Weather Patterns for Significant Snowfall Events in Prince William Sound, AK

This project is composed of two different studies. The first looks at patterns leading to large snowfall events that differ in accumulation across three cities within close proximity. The second looks at the climatology of snowfall events over the last 95 years in Valdez, AK. The first study uses snowfall data from Cordova, Thompson Pass, and Valdez, AK. Sixteen cases were selected with varying snowfall occurring at each of the sites on the same day. Each case was analyzed using the North American Regional Reanalysis (NARR) data. Parameters studied include air temperature, wind speed, wind direction, geopotential height, stability and precipitable water both at the surface and aloft. The Weather Research and Forecast (WRF) model was run for specific cases to further investigate the synoptic evolution at a higher resolution.

The second study uses data from the Valdez Weather Service Office taken from the National Climatic Data Center.
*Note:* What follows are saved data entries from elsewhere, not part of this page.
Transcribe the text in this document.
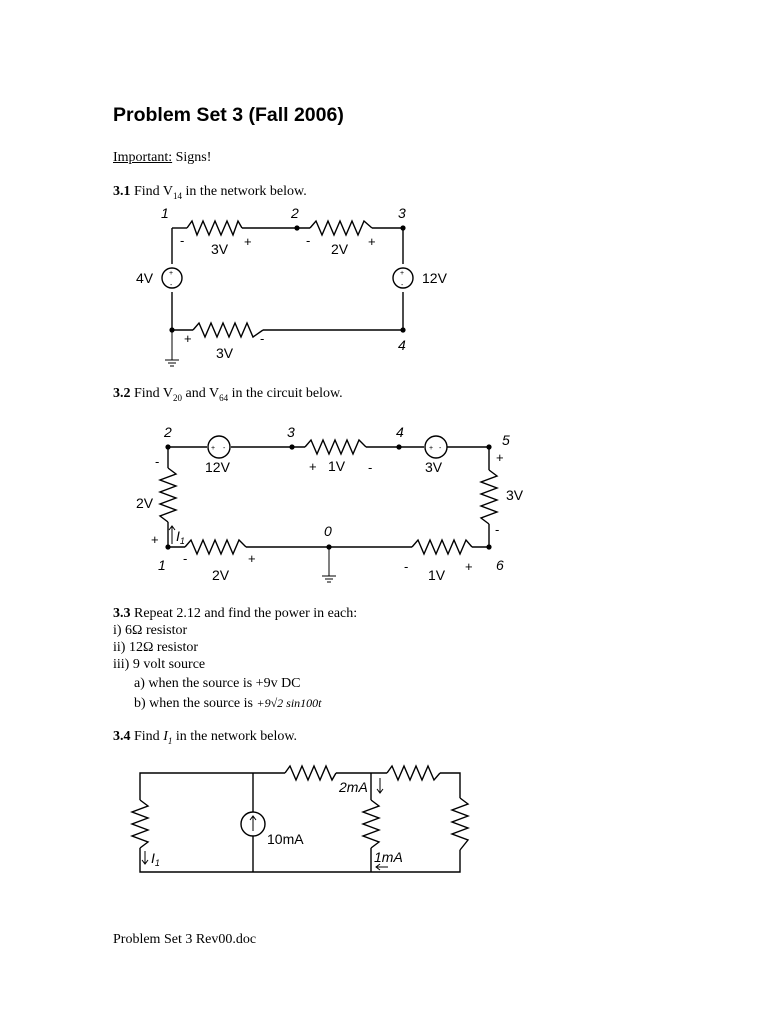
Problem Set 3 (Fall 2006)
Important: Signs!
3.1 Find $V_{14}$ in the network below.
+
-
+
-
1	2	3
4
-
3V +	-
2V +
4V	12V
+
3V
-
3.2 Find $V_{20}$ and $V_{64}$ in the circuit below.
+ -	+ -
2	3	4	5
0
1	6
12V	+ 1V -	3V
+
3V
-
-
2V
+ $I_1$
-
2V
+
-
1V
+
3.3 Repeat 2.12 and find the power in each:
i) 6Ω resistor
ii) 12Ω resistor
iii) 9 volt source
a) when the source is +9v DC
b) when the source is +9√2 sin100t
3.4 Find $I_1$ in the network below.
2mA
10mA
1mA
$I_1$
Problem Set 3 Rev00.doc
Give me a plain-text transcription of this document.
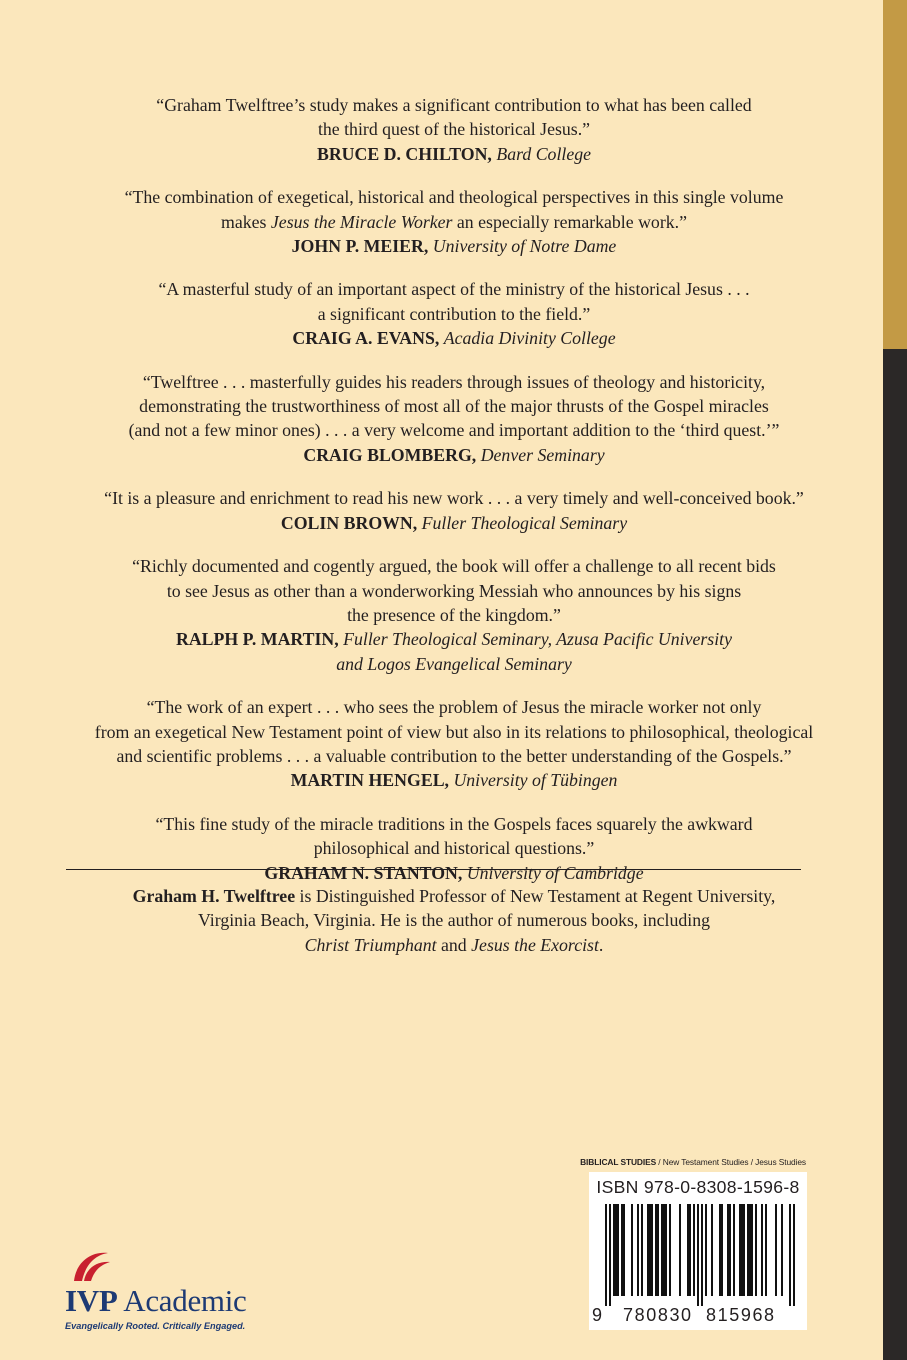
“Graham Twelftree’s study makes a significant contribution to what has been called
the third quest of the historical Jesus.”
BRUCE D. CHILTON, Bard College
“The combination of exegetical, historical and theological perspectives in this single volume
makes Jesus the Miracle Worker an especially remarkable work.”
JOHN P. MEIER, University of Notre Dame
“A masterful study of an important aspect of the ministry of the historical Jesus . . .
a significant contribution to the field.”
CRAIG A. EVANS, Acadia Divinity College
“Twelftree . . . masterfully guides his readers through issues of theology and historicity,
demonstrating the trustworthiness of most all of the major thrusts of the Gospel miracles
(and not a few minor ones) . . . a very welcome and important addition to the ‘third quest.’”
CRAIG BLOMBERG, Denver Seminary
“It is a pleasure and enrichment to read his new work . . . a very timely and well-conceived book.”
COLIN BROWN, Fuller Theological Seminary
“Richly documented and cogently argued, the book will offer a challenge to all recent bids
to see Jesus as other than a wonderworking Messiah who announces by his signs
the presence of the kingdom.”
RALPH P. MARTIN, Fuller Theological Seminary, Azusa Pacific University
and Logos Evangelical Seminary
“The work of an expert . . . who sees the problem of Jesus the miracle worker not only
from an exegetical New Testament point of view but also in its relations to philosophical, theological
and scientific problems . . . a valuable contribution to the better understanding of the Gospels.”
MARTIN HENGEL, University of Tübingen
“This fine study of the miracle traditions in the Gospels faces squarely the awkward
philosophical and historical questions.”
GRAHAM N. STANTON, University of Cambridge
Graham H. Twelftree is Distinguished Professor of New Testament at Regent University,
Virginia Beach, Virginia. He is the author of numerous books, including
Christ Triumphant and Jesus the Exorcist.
BIBLICAL STUDIES / New Testament Studies / Jesus Studies
ISBN 978-0-8308-1596-8
9 780830 815968
IVP Academic
Evangelically Rooted. Critically Engaged.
Frequency of large snowfall events (>12in) by year, month, and snowfall totals were examined for long term trends and patterns over a period of 95 years. Correlations were studied between these patterns and the Pacific Decadal Oscillation (PDO). The top twenty large snowfall events were studied further using the NARR data with similar parameters to those for study one.
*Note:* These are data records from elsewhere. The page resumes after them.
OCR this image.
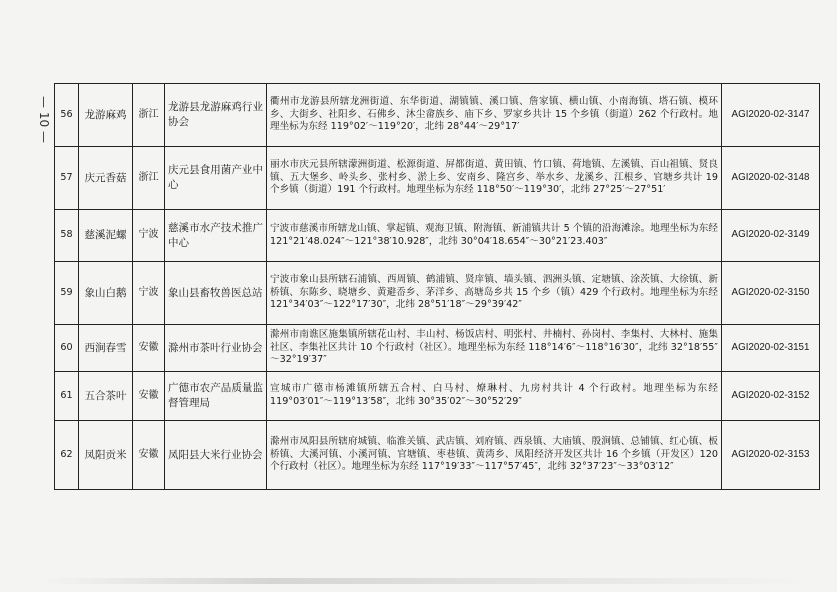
— 10 —
56	龙游麻鸡	浙江	龙游县龙游麻鸡行业协会	衢州市龙游县所辖龙洲街道、东华街道、湖镇镇、溪口镇、詹家镇、横山镇、小南海镇、塔石镇、模环乡、大街乡、社阳乡、石佛乡、沐尘畲族乡、庙下乡、罗家乡共计 15 个乡镇（街道）262 个行政村。地理坐标为东经 119°02′～119°20′，北纬 28°44′～29°17′	AGI2020-02-3147
57	庆元香菇	浙江	庆元县食用菌产业中心	丽水市庆元县所辖濛洲街道、松源街道、屏都街道、黄田镇、竹口镇、荷地镇、左溪镇、百山祖镇、贤良镇、五大堡乡、岭头乡、张村乡、淤上乡、安南乡、隆宫乡、举水乡、龙溪乡、江根乡、官塘乡共计 19 个乡镇（街道）191 个行政村。地理坐标为东经 118°50′～119°30′，北纬 27°25′～27°51′	AGI2020-02-3148
58	慈溪泥螺	宁波	慈溪市水产技术推广中心	宁波市慈溪市所辖龙山镇、掌起镇、观海卫镇、附海镇、新浦镇共计 5 个镇的沿海滩涂。地理坐标为东经 121°21′48.024″～121°38′10.928″，北纬 30°04′18.654″～30°21′23.403″	AGI2020-02-3149
59	象山白鹅	宁波	象山县畜牧兽医总站	宁波市象山县所辖石浦镇、西周镇、鹤浦镇、贤庠镇、墙头镇、泗洲头镇、定塘镇、涂茨镇、大徐镇、新桥镇、东陈乡、晓塘乡、黄避岙乡、茅洋乡、高塘岛乡共 15 个乡（镇）429 个行政村。地理坐标为东经 121°34′03″～122°17′30″，北纬 28°51′18″～29°39′42″	AGI2020-02-3150
60	西涧春雪	安徽	滁州市茶叶行业协会	滁州市南谯区施集镇所辖花山村、丰山村、杨饭店村、明张村、井楠村、孙岗村、李集村、大林村、施集社区、李集社区共计 10 个行政村（社区）。地理坐标为东经 118°14′6″～118°16′30″，北纬 32°18′55″～32°19′37″	AGI2020-02-3151
61	五合茶叶	安徽	广德市农产品质量监督管理局	宣城市广德市杨滩镇所辖五合村、白马村、燎琳村、九房村共计 4 个行政村。地理坐标为东经 119°03′01″～119°13′58″，北纬 30°35′02″～30°52′29″	AGI2020-02-3152
62	凤阳贡米	安徽	凤阳县大米行业协会	滁州市凤阳县所辖府城镇、临淮关镇、武店镇、刘府镇、西泉镇、大庙镇、殷涧镇、总铺镇、红心镇、板桥镇、大溪河镇、小溪河镇、官塘镇、枣巷镇、黄湾乡、凤阳经济开发区共计 16 个乡镇（开发区）120 个行政村（社区）。地理坐标为东经 117°19′33″～117°57′45″，北纬 32°37′23″～33°03′12″	AGI2020-02-3153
Reanalysis of the sixteen cases from Cordova, Thompson Pass and Valdez did not reveal any clear cause for varying snowfall amounts among the three cities. WRF output was looked at for more evidence. Preliminary results from the Valdez, AK climatology study indicate the greatest frequency of large snowfall events occur between December and February despite the typical winter season running from October through March. Preliminary results also show years with fewer large snowfall events coincide with warmer sea surface temperatures in the Pacific Ocean associated with the PDO. Reanalysis of the top twenty cases resulted in the placement of the cases into distinct categories based on the location of the surface low pressure and 500mb height pattern. This allows forecasters to identify these events and sea surface temperature anomalies in the Pacific such that the potential severity of snowstorms may be anticipated on a seasonal timescale.

Snowfall distribution in Southern Alaska during large events is complex and likely dependent on several small-scale factors. Output from high resolution WRF simulations will provide further insight into factors that may contribute to differences in precipitation patterns over Prince William Sound.